È finita l’intervista, e non mi restano che poche righe per inquadrare il personaggio: l’idea che mi sono fatta di Musiello è più che ottima: mi è sembrato un ragazzo a posto, senza grilli per il capo, con una volontà di riuscire favolosa, un carattere forgiato nel ferro, che non ha paura di nulla, né dei difensori avversari in area di rigore né delle avversità della vita. L’ho visto alcune volte in allenamento e a squarci in partite ufficiali; è un giocatore che parte da lontano, che difende bene la palla, che sa costruire l’azione oltreché concluderla, fortissimo di testa e soprattutto di gomiti; in entrambi gli aspetti cioè, quello privato e quello di giocatore, un elemento molto Interessante, che sa dove vuole arrivare, e mi sa tanto, questo vale anche come augurio, che ci arriverà quanto prima.

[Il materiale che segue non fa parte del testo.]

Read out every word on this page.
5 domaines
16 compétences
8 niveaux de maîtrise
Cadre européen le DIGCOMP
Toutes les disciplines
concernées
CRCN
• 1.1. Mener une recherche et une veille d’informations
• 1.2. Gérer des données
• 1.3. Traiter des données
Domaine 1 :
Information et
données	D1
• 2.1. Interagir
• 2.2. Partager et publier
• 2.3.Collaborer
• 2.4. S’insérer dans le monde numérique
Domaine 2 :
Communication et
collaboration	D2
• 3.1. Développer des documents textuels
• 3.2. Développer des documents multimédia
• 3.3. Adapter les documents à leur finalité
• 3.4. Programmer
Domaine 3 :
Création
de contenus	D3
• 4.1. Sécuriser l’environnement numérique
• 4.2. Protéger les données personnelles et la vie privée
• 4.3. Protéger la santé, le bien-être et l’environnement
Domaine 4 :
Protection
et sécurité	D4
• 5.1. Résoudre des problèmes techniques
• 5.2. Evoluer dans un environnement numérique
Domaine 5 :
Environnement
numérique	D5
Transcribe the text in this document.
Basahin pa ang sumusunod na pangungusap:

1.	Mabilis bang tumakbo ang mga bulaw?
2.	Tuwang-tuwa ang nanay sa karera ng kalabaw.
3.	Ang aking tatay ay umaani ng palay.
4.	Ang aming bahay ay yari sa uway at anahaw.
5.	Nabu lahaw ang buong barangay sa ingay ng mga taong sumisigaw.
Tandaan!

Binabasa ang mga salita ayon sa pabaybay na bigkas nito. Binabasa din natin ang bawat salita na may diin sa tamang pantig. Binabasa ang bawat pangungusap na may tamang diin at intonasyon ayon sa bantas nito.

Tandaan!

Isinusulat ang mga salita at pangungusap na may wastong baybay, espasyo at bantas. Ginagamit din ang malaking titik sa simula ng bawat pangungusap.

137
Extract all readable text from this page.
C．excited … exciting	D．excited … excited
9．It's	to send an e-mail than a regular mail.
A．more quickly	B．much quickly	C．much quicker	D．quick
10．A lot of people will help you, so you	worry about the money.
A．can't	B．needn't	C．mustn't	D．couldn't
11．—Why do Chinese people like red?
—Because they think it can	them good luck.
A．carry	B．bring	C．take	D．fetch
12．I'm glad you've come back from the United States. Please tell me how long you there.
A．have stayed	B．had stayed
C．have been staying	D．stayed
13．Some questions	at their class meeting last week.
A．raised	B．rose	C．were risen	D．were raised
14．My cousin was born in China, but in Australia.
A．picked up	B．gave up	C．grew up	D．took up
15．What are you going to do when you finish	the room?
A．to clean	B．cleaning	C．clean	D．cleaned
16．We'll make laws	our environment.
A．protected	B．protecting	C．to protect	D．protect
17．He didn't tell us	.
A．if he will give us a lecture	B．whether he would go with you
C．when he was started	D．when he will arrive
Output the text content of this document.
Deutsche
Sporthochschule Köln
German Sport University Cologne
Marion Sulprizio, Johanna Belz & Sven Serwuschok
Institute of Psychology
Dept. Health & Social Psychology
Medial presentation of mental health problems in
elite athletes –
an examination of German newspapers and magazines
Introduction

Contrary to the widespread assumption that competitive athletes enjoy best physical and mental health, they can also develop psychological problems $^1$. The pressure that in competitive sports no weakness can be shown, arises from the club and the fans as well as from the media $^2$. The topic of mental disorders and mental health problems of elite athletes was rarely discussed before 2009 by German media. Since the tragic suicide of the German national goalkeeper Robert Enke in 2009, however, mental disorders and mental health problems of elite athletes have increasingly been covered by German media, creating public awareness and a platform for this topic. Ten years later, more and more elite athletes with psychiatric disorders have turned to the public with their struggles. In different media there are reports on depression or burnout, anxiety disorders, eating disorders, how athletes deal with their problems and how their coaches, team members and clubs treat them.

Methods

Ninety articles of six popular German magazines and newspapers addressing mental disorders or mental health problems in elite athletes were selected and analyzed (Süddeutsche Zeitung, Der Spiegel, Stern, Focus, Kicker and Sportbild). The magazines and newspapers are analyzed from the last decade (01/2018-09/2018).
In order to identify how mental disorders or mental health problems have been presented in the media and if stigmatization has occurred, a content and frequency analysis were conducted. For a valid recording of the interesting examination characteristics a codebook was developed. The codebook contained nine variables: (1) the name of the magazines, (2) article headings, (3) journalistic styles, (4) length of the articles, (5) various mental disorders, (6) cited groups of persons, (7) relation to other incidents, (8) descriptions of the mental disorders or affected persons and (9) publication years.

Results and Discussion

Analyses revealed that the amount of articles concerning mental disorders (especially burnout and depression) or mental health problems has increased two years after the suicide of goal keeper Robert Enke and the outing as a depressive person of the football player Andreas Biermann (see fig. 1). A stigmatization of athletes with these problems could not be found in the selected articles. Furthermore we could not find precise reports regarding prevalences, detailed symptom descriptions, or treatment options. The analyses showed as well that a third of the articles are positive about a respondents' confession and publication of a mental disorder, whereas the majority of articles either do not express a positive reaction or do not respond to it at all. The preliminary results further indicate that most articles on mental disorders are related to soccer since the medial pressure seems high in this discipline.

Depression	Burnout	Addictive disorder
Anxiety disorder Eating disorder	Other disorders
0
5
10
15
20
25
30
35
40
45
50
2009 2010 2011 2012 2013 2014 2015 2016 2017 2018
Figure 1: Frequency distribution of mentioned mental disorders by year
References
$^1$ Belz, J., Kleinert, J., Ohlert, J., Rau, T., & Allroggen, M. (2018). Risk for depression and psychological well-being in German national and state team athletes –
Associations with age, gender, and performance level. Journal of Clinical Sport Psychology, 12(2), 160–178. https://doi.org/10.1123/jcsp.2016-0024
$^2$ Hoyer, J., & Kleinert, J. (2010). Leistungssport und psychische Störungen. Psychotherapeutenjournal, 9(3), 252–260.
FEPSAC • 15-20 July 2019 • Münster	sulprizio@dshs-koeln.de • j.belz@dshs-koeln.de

Nonostante l’ottimismo del giornalista della testata ufficiale bianconera, il buon Giuliano non sfonderà mai a Torino. Infatti, verrà schierato da Vycpálek solamente in Coppa Italia, durante la quale avrà, comunque, l’occasione per realizzare una rete, nell’incontro vinto contro il Cesena. Nell’estate successiva verrà ceduto e comincerà un lungo peregrinare in lungo e in largo per lo stivale, trovando spiccioli di gloria a Roma, sponda giallorossa.